De rechtbank verklaart het beroep ongegrond.
Deze uitspraak is gedaan door mr. R.H. Smits, rechter, in aanwezigheid van mr. J.F. Janmaat, griffier. De beslissing is in het openbaar uitgesproken op 10 december 2021.
griffier rechter
Afschrift verzonden aan partijen op:

Rechtsmiddel

Tegen deze uitspraak kan binnen zes weken na de dag van verzending daarvan hoger beroep worden ingesteld bij de Centrale Raad van Beroep.
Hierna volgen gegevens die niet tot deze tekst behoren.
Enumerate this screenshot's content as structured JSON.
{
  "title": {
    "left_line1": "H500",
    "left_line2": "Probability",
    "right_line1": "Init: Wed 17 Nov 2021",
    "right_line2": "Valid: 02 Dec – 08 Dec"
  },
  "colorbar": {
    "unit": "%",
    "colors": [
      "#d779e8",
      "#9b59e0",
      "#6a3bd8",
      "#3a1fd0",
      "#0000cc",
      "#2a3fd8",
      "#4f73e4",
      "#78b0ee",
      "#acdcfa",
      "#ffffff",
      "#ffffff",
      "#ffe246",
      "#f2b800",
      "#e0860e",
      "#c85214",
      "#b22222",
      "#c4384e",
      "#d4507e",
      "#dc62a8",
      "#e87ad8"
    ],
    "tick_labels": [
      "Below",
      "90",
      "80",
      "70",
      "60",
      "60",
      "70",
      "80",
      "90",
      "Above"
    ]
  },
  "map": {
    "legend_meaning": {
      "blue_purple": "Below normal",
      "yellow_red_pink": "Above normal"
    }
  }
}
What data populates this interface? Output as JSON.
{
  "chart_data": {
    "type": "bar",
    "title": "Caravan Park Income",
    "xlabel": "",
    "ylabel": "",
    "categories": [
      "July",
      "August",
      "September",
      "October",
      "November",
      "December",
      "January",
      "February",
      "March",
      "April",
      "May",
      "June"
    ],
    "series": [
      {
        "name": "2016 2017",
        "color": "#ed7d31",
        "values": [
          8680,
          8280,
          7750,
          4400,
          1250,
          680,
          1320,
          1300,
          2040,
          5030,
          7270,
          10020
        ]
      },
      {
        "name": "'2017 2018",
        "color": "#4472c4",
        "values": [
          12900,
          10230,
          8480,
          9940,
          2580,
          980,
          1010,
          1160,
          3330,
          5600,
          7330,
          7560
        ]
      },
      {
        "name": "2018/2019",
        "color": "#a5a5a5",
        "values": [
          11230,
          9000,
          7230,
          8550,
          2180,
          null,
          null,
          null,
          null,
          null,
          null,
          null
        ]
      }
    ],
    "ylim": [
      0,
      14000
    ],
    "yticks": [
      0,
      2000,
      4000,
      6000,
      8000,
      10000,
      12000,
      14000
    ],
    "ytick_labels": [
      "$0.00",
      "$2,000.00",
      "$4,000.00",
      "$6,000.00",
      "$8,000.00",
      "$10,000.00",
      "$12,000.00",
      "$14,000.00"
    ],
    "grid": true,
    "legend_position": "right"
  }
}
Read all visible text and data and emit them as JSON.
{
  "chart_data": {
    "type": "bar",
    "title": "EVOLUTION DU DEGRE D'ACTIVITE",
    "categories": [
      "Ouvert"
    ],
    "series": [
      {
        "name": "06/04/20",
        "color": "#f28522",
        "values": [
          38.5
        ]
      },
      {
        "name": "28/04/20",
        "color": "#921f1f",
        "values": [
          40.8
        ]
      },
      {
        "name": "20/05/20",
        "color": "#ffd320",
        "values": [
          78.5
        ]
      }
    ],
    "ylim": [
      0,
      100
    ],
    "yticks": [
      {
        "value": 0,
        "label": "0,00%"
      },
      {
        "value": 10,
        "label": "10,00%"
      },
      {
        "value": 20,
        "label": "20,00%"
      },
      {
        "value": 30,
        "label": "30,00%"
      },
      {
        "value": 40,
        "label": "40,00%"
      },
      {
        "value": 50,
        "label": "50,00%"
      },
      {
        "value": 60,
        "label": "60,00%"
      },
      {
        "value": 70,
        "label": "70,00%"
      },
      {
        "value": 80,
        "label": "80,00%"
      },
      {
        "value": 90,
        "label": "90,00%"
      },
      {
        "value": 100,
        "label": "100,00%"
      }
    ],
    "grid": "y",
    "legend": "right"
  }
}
Als hoger beroep is ingesteld, kan bij de voorzieningenrechter van de hogerberoepsrechter worden verzocht om het treffen van een voorlopige voorziening of om het opheffen of wijzigen van een bij deze uitspraak getroffen voorlopige voorziening.

Voetnoten

1.Zie de uitspraak van de Centrale Raad van Beroep van 1 december 2005, ECLI:NL:CRVB:2005:AV6117.